This is a project for building a Semantic Textual Similarity (STS) model from the Task 6 of SemEval 2012

The final correlation between the golden standard of the test sentences and our prediction model is 0.752. Overall, this shows that our model can find some textual similarities between sentences and give results quite close to the real ones.

We noticed through the pre-work that some simple features were giving good results like lemmas even when we were not adding more information (features). Synsets on the other hand were not giving good results alone, that's why we used them through our own optimization of lesk algorithm for disambiguating words. Furthermore, specific sizes of ngrams were proved to be quite informative as features of our model. Finally, the use of Tf/Idf metric over bag of words gave some unexpectedly good results because of similarities in the train and test set topics. We decided directly to keep this approach as another model because of the size of its feature space. Also, we didn't want to put in the same feature matrix so different kind of metrics.

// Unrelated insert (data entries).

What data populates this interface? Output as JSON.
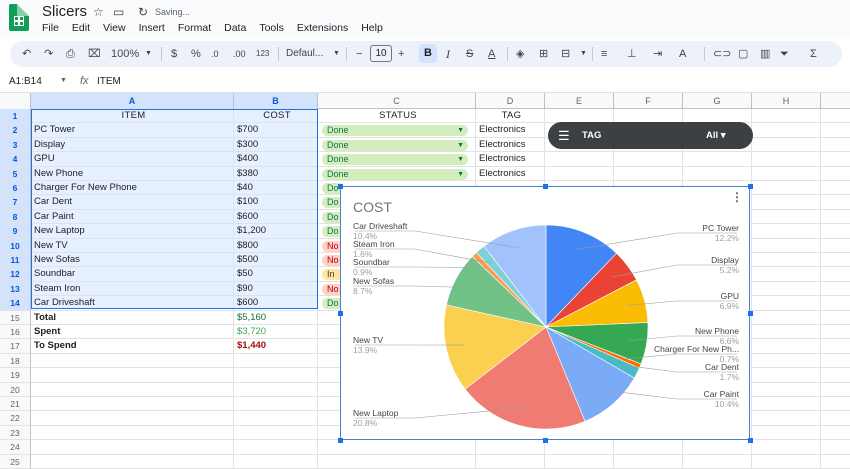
{
  "app": {
    "doc_title": "Slicers",
    "saving": "Saving...",
    "menu": [
      "File",
      "Edit",
      "View",
      "Insert",
      "Format",
      "Data",
      "Tools",
      "Extensions",
      "Help"
    ]
  },
  "toolbar": {
    "zoom": "100%",
    "currency": "$",
    "percent": "%",
    "dec_decrease": ".0",
    "dec_increase": ".00",
    "format_num": "123",
    "font": "Defaul...",
    "font_size": "10",
    "minus": "−",
    "plus": "+",
    "bold": "B",
    "italic": "I",
    "sum": "Σ"
  },
  "formula": {
    "name_box": "A1:B14",
    "fx": "fx",
    "value": "ITEM"
  },
  "columns": [
    "A",
    "B",
    "C",
    "D",
    "E",
    "F",
    "G",
    "H"
  ],
  "rows": [
    "1",
    "2",
    "3",
    "4",
    "5",
    "6",
    "7",
    "8",
    "9",
    "10",
    "11",
    "12",
    "13",
    "14",
    "15",
    "16",
    "17",
    "18",
    "19",
    "20",
    "21",
    "22",
    "23",
    "24",
    "25"
  ],
  "headers": {
    "item": "ITEM",
    "cost": "COST",
    "status": "STATUS",
    "tag": "TAG"
  },
  "table": [
    {
      "item": "PC Tower",
      "cost": "$700",
      "status": "Done",
      "s": "done",
      "tag": "Electronics"
    },
    {
      "item": "Display",
      "cost": "$300",
      "status": "Done",
      "s": "done",
      "tag": "Electronics"
    },
    {
      "item": "GPU",
      "cost": "$400",
      "status": "Done",
      "s": "done",
      "tag": "Electronics"
    },
    {
      "item": "New Phone",
      "cost": "$380",
      "status": "Done",
      "s": "done",
      "tag": "Electronics"
    },
    {
      "item": "Charger For New Phone",
      "cost": "$40",
      "status": "Do",
      "s": "done",
      "tag": ""
    },
    {
      "item": "Car Dent",
      "cost": "$100",
      "status": "Do",
      "s": "done",
      "tag": ""
    },
    {
      "item": "Car Paint",
      "cost": "$600",
      "status": "Do",
      "s": "done",
      "tag": ""
    },
    {
      "item": "New Laptop",
      "cost": "$1,200",
      "status": "Do",
      "s": "done",
      "tag": ""
    },
    {
      "item": "New TV",
      "cost": "$800",
      "status": "No",
      "s": "no",
      "tag": ""
    },
    {
      "item": "New Sofas",
      "cost": "$500",
      "status": "No",
      "s": "no",
      "tag": ""
    },
    {
      "item": "Soundbar",
      "cost": "$50",
      "status": "In",
      "s": "in",
      "tag": ""
    },
    {
      "item": "Steam Iron",
      "cost": "$90",
      "status": "No",
      "s": "no",
      "tag": ""
    },
    {
      "item": "Car Driveshaft",
      "cost": "$600",
      "status": "Do",
      "s": "done",
      "tag": ""
    }
  ],
  "summary": [
    {
      "label": "Total",
      "value": "$5,160",
      "color": "#137333"
    },
    {
      "label": "Spent",
      "value": "$3,720",
      "color": "#34a853"
    },
    {
      "label": "To Spend",
      "value": "$1,440",
      "color": "#a50e0e"
    }
  ],
  "slicer": {
    "column": "TAG",
    "value": "All ▾"
  },
  "chart_data": {
    "type": "pie",
    "title": "COST",
    "slices": [
      {
        "label": "PC Tower",
        "value": 700,
        "pct": "12.2%",
        "color": "#4285f4"
      },
      {
        "label": "Display",
        "value": 300,
        "pct": "5.2%",
        "color": "#ea4335"
      },
      {
        "label": "GPU",
        "value": 400,
        "pct": "6.9%",
        "color": "#fbbc04"
      },
      {
        "label": "New Phone",
        "value": 380,
        "pct": "6.6%",
        "color": "#34a853"
      },
      {
        "label": "Charger For New Ph...",
        "value": 40,
        "pct": "0.7%",
        "color": "#ff6d01"
      },
      {
        "label": "Car Dent",
        "value": 100,
        "pct": "1.7%",
        "color": "#46bdc6"
      },
      {
        "label": "Car Paint",
        "value": 600,
        "pct": "10.4%",
        "color": "#7baaf7"
      },
      {
        "label": "New Laptop",
        "value": 1200,
        "pct": "20.8%",
        "color": "#f07b72"
      },
      {
        "label": "New TV",
        "value": 800,
        "pct": "13.9%",
        "color": "#fcd04f"
      },
      {
        "label": "New Sofas",
        "value": 500,
        "pct": "8.7%",
        "color": "#71c287"
      },
      {
        "label": "Soundbar",
        "value": 50,
        "pct": "0.9%",
        "color": "#ff994d"
      },
      {
        "label": "Steam Iron",
        "value": 90,
        "pct": "1.6%",
        "color": "#7ed1d7"
      },
      {
        "label": "Car Driveshaft",
        "value": 600,
        "pct": "10.4%",
        "color": "#a1c2fa"
      }
    ]
  }
}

At the end, we ended up using the following transformations on the data (sentences) before applying a similarity metric:

• lemmas (as a base transformation for the rest)
• n-grams
• word substitutions using word disambiguation with our optimization of lesk.
• bag of words

At this point, we need to specify that in order to get a better representation of a sentence we substituted words with the (first) lemma of the best matched hypernym synset. We thought that the hypernym between 2 words of different senteces can be the same more frequently than the synset of the word we wanted to disabiguate. Also, in order to avoid errors we return the same word in case there is no synset for a word.

The similarity metrics we used were:

• Dice coefficient
• Jaccard distance
• Tf/Idf (it's more like a statistic

Dice coefficient values more the intersection of the sentences and uses bi-grams. It proved to give consistently better results, whenever we managed to use it, in comparison with jaccard distance.

Finally, we constructed 2 different models:

• Model1, which includes the following features:

  • Dice coefficient over lemmas
  • Dice coefficient over Lesk optimization
  • Jaccard distance over lemmas
  • Jaccard distance over lemmas without stopwords
  • Jaccard distance over lemmas of n-grams:
    • 2 words
    • 4 words
    • 3 words without stopwords

• Model2, which is the Tf/Idf statistic over bag of words.

Our problem is a regression problem. We tested different regressors and at the end we ended up using AdaBoostRegressor for Model1 and GradientBoostingRegressor for Model2.

In order to combine the models we applied an ensemble technique called stacking using K-folds, K=10, splitting our training set into 9 folds for training and 1 for prediction. In every fold we get a prediction over the prediction set; then we construct a vector with all the predictions which represents the testing error over the training folds. After doing this for both models, we train with the whole training dataset for getting the predictions/output of each model over the test set.

Then, after constructing a vector from the K-fold of each model, we use them as features for our ensemble model which will combine the results of the other 2 models we described. Like this, it would be like training over the (simulated) testing error. That technique boosted our model and made it much stronger since it combines the information from both and makes our final model learn some inaccuracies of the other 2 base models. For that model we used Extreme Gradient Boosting Regressor, which is a very famous algorithm used in most of AI challenges.

In general, we noticed that simple features we had tried during the course were giving better results than more complex ones; that's why at the end, our models don't use any kind of special features. Also, we took advantage of the fact that the source of the training and some of the test (3 out of 5) sets is the same and we used bag of words with Tf/Idf. Finally, the addition of similar transformations using the same similarity metric gave a rise to our final results.